NASA Spacecraft Finds More Ice on Mars

NASA Spacecraft Finds More Ice on Mars

Images taken by NASA’s Mars Reconnaissance Orbiter (MRO) of new impact sites on Mars reveal frozen water just under the surface, NASA reports. Team members from NASA’s Jet Propulsion Laboratory, which manages the mission, held a media teleconference on Thursday discussing the findings. Although water-ice has been detected on Mars previously, most recently by the Phoenix lander, scientists were surprised by the location and purity of the recently discovered ice.

For the past few months, the team has been studying images captured by instruments aboard the MRO, including the High Resolution Imaging Science Experiment (HiRISE) camera, which showed evidence of a material at the bottom of several new craters that “looked a lot like ice,” said Shane Byrne of the University of Arizona, member of the HiRISE team. At one of these sites, situated between the northern pole and the equator, they found a larger area of bright material and used the MRO’s Compact Reconnaissance Imaging Spectrometer (CRISM) to determine its composition. “We saw a beautiful water ice spectral signature; no doubt about it: it was water ice,” said Selby Cull, from the Washington University of St. Louis and part of the CRISM team. During further observations, the ice dissipated at a faster rate than expected, leading them to conclude that the ice was about 99 percent pure, a fact that also took them by surprise. Previously, NASA’s Phoenix Lander had uncovered two kinds of ice with varying purity further north, leading scientists to expect dirtier ice as the norm.

The finding was taken to be a “relic of a previously wetter climate,” said Byrne and sheds light on the more recent changes of the Martian climate, which could point to further understanding of climate change on Earth.

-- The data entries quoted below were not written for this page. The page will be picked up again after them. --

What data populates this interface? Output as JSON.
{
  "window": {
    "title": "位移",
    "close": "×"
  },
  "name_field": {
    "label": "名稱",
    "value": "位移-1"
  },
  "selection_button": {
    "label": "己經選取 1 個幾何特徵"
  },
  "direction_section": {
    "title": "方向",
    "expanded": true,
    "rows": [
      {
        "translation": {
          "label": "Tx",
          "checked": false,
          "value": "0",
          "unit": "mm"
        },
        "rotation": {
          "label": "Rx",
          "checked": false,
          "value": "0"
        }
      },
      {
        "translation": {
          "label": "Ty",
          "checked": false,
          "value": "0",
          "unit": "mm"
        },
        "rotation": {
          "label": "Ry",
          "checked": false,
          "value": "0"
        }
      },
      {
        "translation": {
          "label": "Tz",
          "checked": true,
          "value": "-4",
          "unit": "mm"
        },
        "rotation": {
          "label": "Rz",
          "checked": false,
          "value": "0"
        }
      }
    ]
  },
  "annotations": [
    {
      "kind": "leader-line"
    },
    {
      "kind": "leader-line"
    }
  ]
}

Scientists noted that NASA’s Viking 2 spacecraft – one of the earliest successful Mars lander programs – landed about 360 miles from the observed area in 1976. If the soil sampling arm on Viking had been able to dig down just 4 inches deeper it might have hit upon the ice as well. “We would have liked to have had that information about Mars in the last 30 years,” said Selby.

The team found ice exposed within a total of five new craters of depths varying between 1.5 feet and 8 feet. The findings are reported today in the journal Science (subscription required).